Laure semble fiévreuse et impatiente, elle se colle au plus près de Mélanie, caressant son visage de poupée avec des gestes nerveux.



Je crains que Mélanie éclate en sanglots, comme bouleversée par ce compliment. Laure profite de son avantage. Elle dépose ses mains sur les épaules nues de Mélanie qui ne bouge toujours pas, toute raide. Ses bras pendent sur ses flancs comme ceux d’une poupée de chiffon alors que Laure referme sa main droite sur l’un de ses seins, frôlant de sa paume l’extrémité du mamelon. Mélanie réagit brusquement, secouée de frissons voluptueux alors que le bout de ses seins se durcit et augmente de volume, comme à vif. Elle se mord les lèvres, comme prise en faute, totalement déstabilisée. Elle ne s’attendait pas du tout à ce que son corps réagisse de cette façon. Mais sa réaction involontaire n’a pas échappé à Laure qui sourit victorieusement. Elle renouvelle l’expérience, pinçant les bouts durcis des deux mains, les malaxant, tantôt avec douceur tantôt avec brusquerie, selon les exclamations stupéfaites qu’elle provoque.
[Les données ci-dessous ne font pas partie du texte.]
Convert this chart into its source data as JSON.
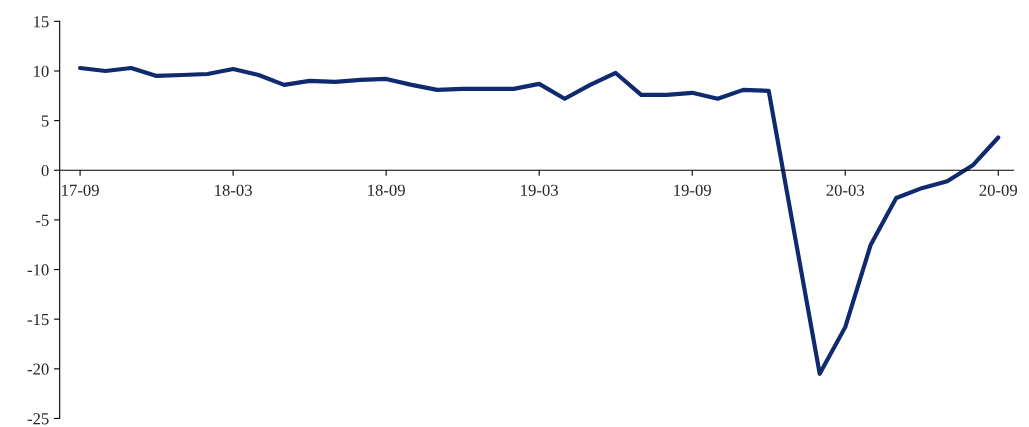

Quand elle se penche pour mordre la pointe d’un sein avec une tendre sauvagerie, Mélanie ne peut retenir un cri. Elle tremble nerveusement, comme si les ondes de plaisir qui irradient de son mamelon se répandaient à travers tout son corps sans qu’elle puisse les contenir. Pour y échapper, elle tente de s’écarter, mais Laure la retient avec une légère pression des dents. Puis elle la libère pour mieux laisser sa bouche vagabonder sur toute sa poitrine, pétrissant et pinçant la chair de tendres morsures, mouillant et léchant la peau de coups de langue vifs et tenaces. Elle remonte le visage, cherchant maintenant la bouche.